Specifically addressing cytokine results, there was a decrease in serum levels of IL-1α, IL-6, IL-10, IL-12p70 and TNF-α following probiotics treatment in rheumatoid patients. Nevertheless, placebo caused a significantly greater decline in the production of IL-6, IL-12p70 and TNF-α, as well as IL-15, IL-17, GM-CSF and MIP-1α. Each of these cytokines play an important role in the pathogenesis of RA and, excluding MIP-1α, are presently undergoing study in clinical trials as potential targeted treatments to reduce joint inflammation and damage in RA [19,20]. TNF-α was reduced substantially in the present study, in line with expectations from in vitro experiments [10]. TNF-blocking agents are currently approved for clinical use and show the most promise, yet this therapy is most effective when combined with another therapy such as methotrexate [21]. It would be interesting to examine the clinical effectiveness of a combined probiotics and TNF antagonist treatment. Although there has been animal data to suggest that combination therapy of methotrexate and probiotics is more effective compared to methotrexate alone [12], a subset analysis was not possible in the current study due to low numbers of subjects.
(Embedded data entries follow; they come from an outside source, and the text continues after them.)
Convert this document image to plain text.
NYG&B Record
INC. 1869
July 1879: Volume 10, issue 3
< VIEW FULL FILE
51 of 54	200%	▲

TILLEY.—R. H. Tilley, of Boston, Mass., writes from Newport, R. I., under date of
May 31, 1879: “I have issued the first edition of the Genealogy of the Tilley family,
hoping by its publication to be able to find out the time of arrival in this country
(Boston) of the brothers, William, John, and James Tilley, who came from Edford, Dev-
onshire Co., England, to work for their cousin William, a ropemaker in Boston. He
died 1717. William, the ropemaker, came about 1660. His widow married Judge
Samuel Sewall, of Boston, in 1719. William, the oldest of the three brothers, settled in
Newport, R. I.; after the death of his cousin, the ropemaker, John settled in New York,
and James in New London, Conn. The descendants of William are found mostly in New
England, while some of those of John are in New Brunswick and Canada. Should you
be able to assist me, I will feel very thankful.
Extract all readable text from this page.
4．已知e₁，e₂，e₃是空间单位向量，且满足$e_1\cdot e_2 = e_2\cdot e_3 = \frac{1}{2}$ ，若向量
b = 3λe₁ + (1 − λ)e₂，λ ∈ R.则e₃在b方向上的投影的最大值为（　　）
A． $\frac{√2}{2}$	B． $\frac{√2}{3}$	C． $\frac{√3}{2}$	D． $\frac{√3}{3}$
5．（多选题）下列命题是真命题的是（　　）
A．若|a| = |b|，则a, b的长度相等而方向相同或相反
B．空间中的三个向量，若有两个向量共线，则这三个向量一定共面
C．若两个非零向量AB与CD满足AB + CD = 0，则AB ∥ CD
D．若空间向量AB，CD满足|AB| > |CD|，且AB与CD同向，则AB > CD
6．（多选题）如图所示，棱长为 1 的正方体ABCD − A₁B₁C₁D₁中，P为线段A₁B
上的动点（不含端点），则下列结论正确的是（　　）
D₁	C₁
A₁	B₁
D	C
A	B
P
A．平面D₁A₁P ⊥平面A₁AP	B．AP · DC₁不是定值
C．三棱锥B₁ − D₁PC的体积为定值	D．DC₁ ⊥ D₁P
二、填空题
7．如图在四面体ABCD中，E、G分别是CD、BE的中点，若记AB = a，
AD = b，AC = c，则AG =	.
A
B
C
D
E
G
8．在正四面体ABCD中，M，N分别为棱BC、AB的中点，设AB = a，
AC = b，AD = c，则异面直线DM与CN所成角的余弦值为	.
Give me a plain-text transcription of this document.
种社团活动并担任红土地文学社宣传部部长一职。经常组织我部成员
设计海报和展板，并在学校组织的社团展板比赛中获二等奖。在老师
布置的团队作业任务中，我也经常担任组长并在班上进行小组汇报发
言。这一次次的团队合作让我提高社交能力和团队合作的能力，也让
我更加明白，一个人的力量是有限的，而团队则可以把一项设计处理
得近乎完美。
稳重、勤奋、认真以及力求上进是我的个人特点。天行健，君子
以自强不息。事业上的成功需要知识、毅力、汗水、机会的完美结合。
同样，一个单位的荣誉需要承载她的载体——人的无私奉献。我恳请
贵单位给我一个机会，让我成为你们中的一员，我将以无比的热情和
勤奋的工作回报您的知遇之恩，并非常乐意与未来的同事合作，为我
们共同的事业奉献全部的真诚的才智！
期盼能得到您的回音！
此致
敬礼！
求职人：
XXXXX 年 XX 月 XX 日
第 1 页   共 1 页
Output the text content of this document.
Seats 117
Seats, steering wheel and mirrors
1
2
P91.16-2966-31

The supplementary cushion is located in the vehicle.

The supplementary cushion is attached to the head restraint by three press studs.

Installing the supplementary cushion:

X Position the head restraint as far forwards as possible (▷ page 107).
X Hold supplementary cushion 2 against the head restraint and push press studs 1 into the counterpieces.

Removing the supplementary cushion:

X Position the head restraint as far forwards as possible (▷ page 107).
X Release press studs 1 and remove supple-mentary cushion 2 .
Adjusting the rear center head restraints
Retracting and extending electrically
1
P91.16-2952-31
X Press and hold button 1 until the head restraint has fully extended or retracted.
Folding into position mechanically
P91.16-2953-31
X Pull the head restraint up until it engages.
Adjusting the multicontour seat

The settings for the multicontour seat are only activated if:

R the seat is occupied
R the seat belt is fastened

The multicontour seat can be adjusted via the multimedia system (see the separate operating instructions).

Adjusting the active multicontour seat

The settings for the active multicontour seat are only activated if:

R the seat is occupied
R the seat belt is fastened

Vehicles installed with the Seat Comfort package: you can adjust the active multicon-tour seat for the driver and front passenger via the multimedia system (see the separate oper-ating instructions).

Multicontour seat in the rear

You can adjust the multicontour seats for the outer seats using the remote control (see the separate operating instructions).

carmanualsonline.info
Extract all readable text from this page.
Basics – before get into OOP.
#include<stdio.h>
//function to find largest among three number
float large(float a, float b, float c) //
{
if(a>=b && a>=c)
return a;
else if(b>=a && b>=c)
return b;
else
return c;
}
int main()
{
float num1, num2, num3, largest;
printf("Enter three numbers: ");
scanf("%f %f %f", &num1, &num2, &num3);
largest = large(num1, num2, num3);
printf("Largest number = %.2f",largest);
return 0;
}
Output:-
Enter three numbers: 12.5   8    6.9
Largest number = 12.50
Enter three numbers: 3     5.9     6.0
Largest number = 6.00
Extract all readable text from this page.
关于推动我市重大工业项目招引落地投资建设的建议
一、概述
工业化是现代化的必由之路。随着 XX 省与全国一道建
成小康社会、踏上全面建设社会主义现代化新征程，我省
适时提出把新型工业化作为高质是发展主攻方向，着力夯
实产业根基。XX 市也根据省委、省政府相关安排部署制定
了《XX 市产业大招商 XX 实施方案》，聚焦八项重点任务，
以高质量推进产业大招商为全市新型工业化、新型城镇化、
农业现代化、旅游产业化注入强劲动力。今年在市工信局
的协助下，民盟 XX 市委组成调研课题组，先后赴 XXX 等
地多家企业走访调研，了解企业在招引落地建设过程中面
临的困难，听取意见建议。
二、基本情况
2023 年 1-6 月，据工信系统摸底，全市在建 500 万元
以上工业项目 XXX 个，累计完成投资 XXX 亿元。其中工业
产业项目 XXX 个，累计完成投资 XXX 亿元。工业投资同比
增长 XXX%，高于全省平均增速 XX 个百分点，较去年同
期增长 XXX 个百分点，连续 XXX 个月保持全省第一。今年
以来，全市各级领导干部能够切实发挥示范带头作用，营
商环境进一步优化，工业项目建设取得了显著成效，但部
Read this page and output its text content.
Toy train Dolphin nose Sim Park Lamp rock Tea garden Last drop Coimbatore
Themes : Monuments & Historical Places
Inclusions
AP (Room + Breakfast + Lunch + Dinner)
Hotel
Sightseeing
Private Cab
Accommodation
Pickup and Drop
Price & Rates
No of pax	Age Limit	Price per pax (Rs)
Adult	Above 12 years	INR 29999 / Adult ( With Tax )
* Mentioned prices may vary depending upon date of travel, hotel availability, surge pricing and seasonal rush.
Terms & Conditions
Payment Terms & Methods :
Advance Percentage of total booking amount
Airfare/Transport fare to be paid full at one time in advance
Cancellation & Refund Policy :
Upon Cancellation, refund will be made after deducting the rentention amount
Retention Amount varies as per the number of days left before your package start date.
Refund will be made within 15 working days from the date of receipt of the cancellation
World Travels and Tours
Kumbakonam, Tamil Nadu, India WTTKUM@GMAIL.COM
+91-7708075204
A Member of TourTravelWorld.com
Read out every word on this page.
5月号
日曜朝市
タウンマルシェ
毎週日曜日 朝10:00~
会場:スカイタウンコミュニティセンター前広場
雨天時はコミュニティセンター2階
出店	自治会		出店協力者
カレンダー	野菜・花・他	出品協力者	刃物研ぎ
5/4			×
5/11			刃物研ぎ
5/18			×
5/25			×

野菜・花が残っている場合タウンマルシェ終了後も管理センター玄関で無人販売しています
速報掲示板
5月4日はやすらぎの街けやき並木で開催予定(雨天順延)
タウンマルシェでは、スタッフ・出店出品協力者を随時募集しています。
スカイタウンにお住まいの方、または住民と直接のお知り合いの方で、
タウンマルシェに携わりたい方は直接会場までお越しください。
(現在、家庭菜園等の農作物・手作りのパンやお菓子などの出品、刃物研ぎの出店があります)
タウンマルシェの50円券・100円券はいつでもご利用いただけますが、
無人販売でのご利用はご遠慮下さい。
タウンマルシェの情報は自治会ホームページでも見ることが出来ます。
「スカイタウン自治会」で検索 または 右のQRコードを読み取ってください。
More favorably, MCP-1 levels increased significantly less with probiotics treatment. MCP-1 has contrasting roles whereby it can enhance synovitis by facilitating the recruitment of leukocytes into the joint [22,23], but it can also promote a protective Th2 response [24]. Likely for these reasons, plus the uncertainty of its role in RA, there are no human trials that target MCP-1 in RA at present [25,26]. Further research is required to decipher the influence of MCP-1 on the inflammatory process in human RA.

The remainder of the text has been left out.